The design loop runs on Livermore Computing’s graphics processing unit (GPU) clusters including Pascal, Surface, and Lassen. GPU architectures enable significant speed ups in processing—a necessity for computationally expensive ML algorithms and analysis of large-scale data sets. Furthermore, Allen notes, “We have the infrastructure to work with protected data.” ATOM also requires reproducibility and traceability of data processing, so the project leverages flexible, lightweight software tools to build web applications and data services. LLNL’s HPC experts have created an environment where researchers and domain scientists can securely access project data, quickly spin up multi-node processes, and easily run many cycles.

In 2018, ATOM was given the Department of Energy’s (DOE’s) Technology Transfer Working Group’s “Best in Class” award for innovation in partnerships. Jim Brase, ATOM’s co-lead and head of technology, says, “ATOM is about developing a new way of designing molecules based on computation and large data sets. Although our current focus is on new medicines, the underlying capabilities have potential for a variety of purposes, such as in materials design.” The consortium’s rapid technical progress is beginning to attract new partners, including GPU manufacturer NVIDIA.

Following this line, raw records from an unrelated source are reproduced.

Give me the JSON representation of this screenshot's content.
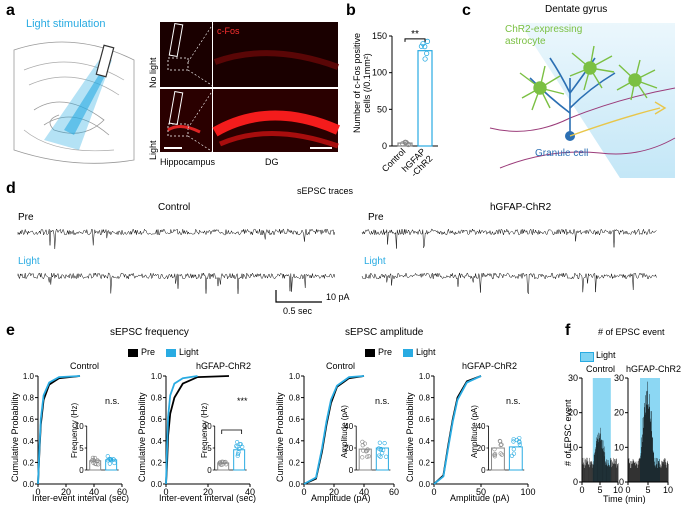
{
  "panels": {
    "a": "a",
    "b": "b",
    "c": "c",
    "d": "d",
    "e": "e",
    "f": "f"
  },
  "panel_a": {
    "stim_label": "Light stimulation",
    "row_labels": [
      "No light",
      "Light"
    ],
    "cfos_label": "c-Fos",
    "col_labels": [
      "Hippocampus",
      "DG"
    ]
  },
  "panel_c": {
    "title": "Dentate gyrus",
    "astro_label": "ChR2-expressing astrocyte",
    "granule_label": "Granule cell"
  },
  "panel_d": {
    "title": "sEPSC traces",
    "groups": [
      "Control",
      "hGFAP-ChR2"
    ],
    "pre": "Pre",
    "light": "Light",
    "scale_y": "10 pA",
    "scale_x": "0.5 sec"
  },
  "panel_e": {
    "freq_title": "sEPSC frequency",
    "amp_title": "sEPSC amplitude",
    "legend_pre": "Pre",
    "legend_light": "Light",
    "cum_ylabel": "Cumulative Probability",
    "sub_titles": [
      "Control",
      "hGFAP-ChR2",
      "Control",
      "hGFAP-ChR2"
    ],
    "freq_xlabel": "Inter-event interval (sec)",
    "amp_xlabel": "Amplitude (pA)",
    "inset_freq_ylabel": "Frequency (Hz)",
    "inset_amp_ylabel": "Amplitude (pA)",
    "sig": [
      "n.s.",
      "***",
      "n.s.",
      "n.s."
    ]
  },
  "panel_f": {
    "title": "# of EPSC event",
    "legend_light": "Light",
    "groups": [
      "Control",
      "hGFAP-ChR2"
    ],
    "ylabel": "# of EPSC event",
    "xlabel": "Time (min)"
  },
  "colors": {
    "light_blue": "#29abe2",
    "green": "#7bc043",
    "red": "#e8202a",
    "purple": "#9b3c7a"
  },
  "chart_data": [
    {
      "type": "bar",
      "id": "b",
      "categories": [
        "Control",
        "hGFAP-ChR2"
      ],
      "values": [
        4,
        130
      ],
      "ylabel": "Number of c-Fos positive cells (/0.1mm²)",
      "ylim": [
        0,
        150
      ],
      "yticks": [
        0,
        50,
        100,
        150
      ],
      "sig": "**"
    },
    {
      "type": "line",
      "id": "e1",
      "title": "Control",
      "xlim": [
        0,
        60
      ],
      "xticks": [
        0,
        20,
        40,
        60
      ],
      "ylim": [
        0,
        1
      ],
      "yticks": [
        0,
        0.2,
        0.4,
        0.6,
        0.8,
        1.0
      ],
      "series": [
        {
          "name": "Pre",
          "points": [
            [
              0,
              0
            ],
            [
              1,
              0.3
            ],
            [
              2,
              0.55
            ],
            [
              4,
              0.78
            ],
            [
              8,
              0.92
            ],
            [
              15,
              0.98
            ],
            [
              30,
              1
            ]
          ]
        },
        {
          "name": "Light",
          "points": [
            [
              0,
              0
            ],
            [
              1,
              0.33
            ],
            [
              2,
              0.6
            ],
            [
              4,
              0.82
            ],
            [
              8,
              0.94
            ],
            [
              15,
              0.99
            ],
            [
              30,
              1
            ]
          ]
        }
      ],
      "inset": {
        "ylim": [
          0,
          10
        ],
        "yticks": [
          0,
          5,
          10
        ],
        "values": [
          2.1,
          2.3
        ]
      }
    },
    {
      "type": "line",
      "id": "e2",
      "title": "hGFAP-ChR2",
      "xlim": [
        0,
        40
      ],
      "xticks": [
        0,
        20,
        40
      ],
      "ylim": [
        0,
        1
      ],
      "yticks": [
        0,
        0.2,
        0.4,
        0.6,
        0.8,
        1.0
      ],
      "series": [
        {
          "name": "Pre",
          "points": [
            [
              0,
              0
            ],
            [
              0.5,
              0.2
            ],
            [
              1,
              0.45
            ],
            [
              2,
              0.65
            ],
            [
              4,
              0.8
            ],
            [
              8,
              0.93
            ],
            [
              15,
              0.99
            ],
            [
              30,
              1
            ]
          ]
        },
        {
          "name": "Light",
          "points": [
            [
              0,
              0
            ],
            [
              0.5,
              0.35
            ],
            [
              1,
              0.62
            ],
            [
              2,
              0.82
            ],
            [
              4,
              0.93
            ],
            [
              8,
              0.98
            ],
            [
              15,
              1
            ]
          ]
        }
      ],
      "inset": {
        "ylim": [
          0,
          10
        ],
        "yticks": [
          0,
          5,
          10
        ],
        "values": [
          1.6,
          4.6
        ]
      }
    },
    {
      "type": "line",
      "id": "e3",
      "title": "Control",
      "xlim": [
        0,
        60
      ],
      "xticks": [
        0,
        20,
        40,
        60
      ],
      "ylim": [
        0,
        1
      ],
      "yticks": [
        0,
        0.2,
        0.4,
        0.6,
        0.8,
        1.0
      ],
      "series": [
        {
          "name": "Pre",
          "points": [
            [
              0,
              0
            ],
            [
              8,
              0.05
            ],
            [
              12,
              0.3
            ],
            [
              15,
              0.55
            ],
            [
              18,
              0.75
            ],
            [
              22,
              0.9
            ],
            [
              30,
              0.98
            ],
            [
              40,
              1
            ]
          ]
        },
        {
          "name": "Light",
          "points": [
            [
              0,
              0
            ],
            [
              8,
              0.06
            ],
            [
              12,
              0.33
            ],
            [
              15,
              0.58
            ],
            [
              18,
              0.78
            ],
            [
              22,
              0.91
            ],
            [
              30,
              0.99
            ],
            [
              40,
              1
            ]
          ]
        }
      ],
      "inset": {
        "ylim": [
          0,
          40
        ],
        "yticks": [
          0,
          20,
          40
        ],
        "values": [
          19,
          20
        ]
      }
    },
    {
      "type": "line",
      "id": "e4",
      "title": "hGFAP-ChR2",
      "xlim": [
        0,
        100
      ],
      "xticks": [
        0,
        50,
        100
      ],
      "ylim": [
        0,
        1
      ],
      "yticks": [
        0,
        0.2,
        0.4,
        0.6,
        0.8,
        1.0
      ],
      "series": [
        {
          "name": "Pre",
          "points": [
            [
              0,
              0
            ],
            [
              10,
              0.08
            ],
            [
              15,
              0.35
            ],
            [
              20,
              0.6
            ],
            [
              25,
              0.8
            ],
            [
              35,
              0.95
            ],
            [
              50,
              1
            ]
          ]
        },
        {
          "name": "Light",
          "points": [
            [
              0,
              0
            ],
            [
              10,
              0.07
            ],
            [
              15,
              0.33
            ],
            [
              20,
              0.58
            ],
            [
              25,
              0.78
            ],
            [
              35,
              0.94
            ],
            [
              50,
              1
            ]
          ]
        }
      ],
      "inset": {
        "ylim": [
          0,
          40
        ],
        "yticks": [
          0,
          20,
          40
        ],
        "values": [
          20,
          21
        ]
      }
    },
    {
      "type": "bar",
      "id": "f1",
      "title": "Control",
      "xlim": [
        0,
        10
      ],
      "xticks": [
        0,
        5,
        10
      ],
      "ylim": [
        0,
        30
      ],
      "yticks": [
        0,
        10,
        20,
        30
      ],
      "light_window": [
        3,
        8
      ]
    },
    {
      "type": "bar",
      "id": "f2",
      "title": "hGFAP-ChR2",
      "xlim": [
        0,
        10
      ],
      "xticks": [
        0,
        5,
        10
      ],
      "ylim": [
        0,
        30
      ],
      "yticks": [
        0,
        10,
        20,
        30
      ],
      "light_window": [
        3,
        8
      ]
    }
  ]
}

Along with staff from the Biosciences and Biotechnology Division, LLNL’s ATOM team includes Computing researchers Ryan Forsyth, Derek Jones, Kevin McLoughlin, Amanda Minnich, Marisa Torres, and Adam Zemla. ATOM research and results have been presented at numerous high-profile events, including Supercomputing ‘18, NVIDIA’s GPU Technology Conference, and the Society for Industrial and Applied Mathematics Conference on Computational Science and Engineering ‘19.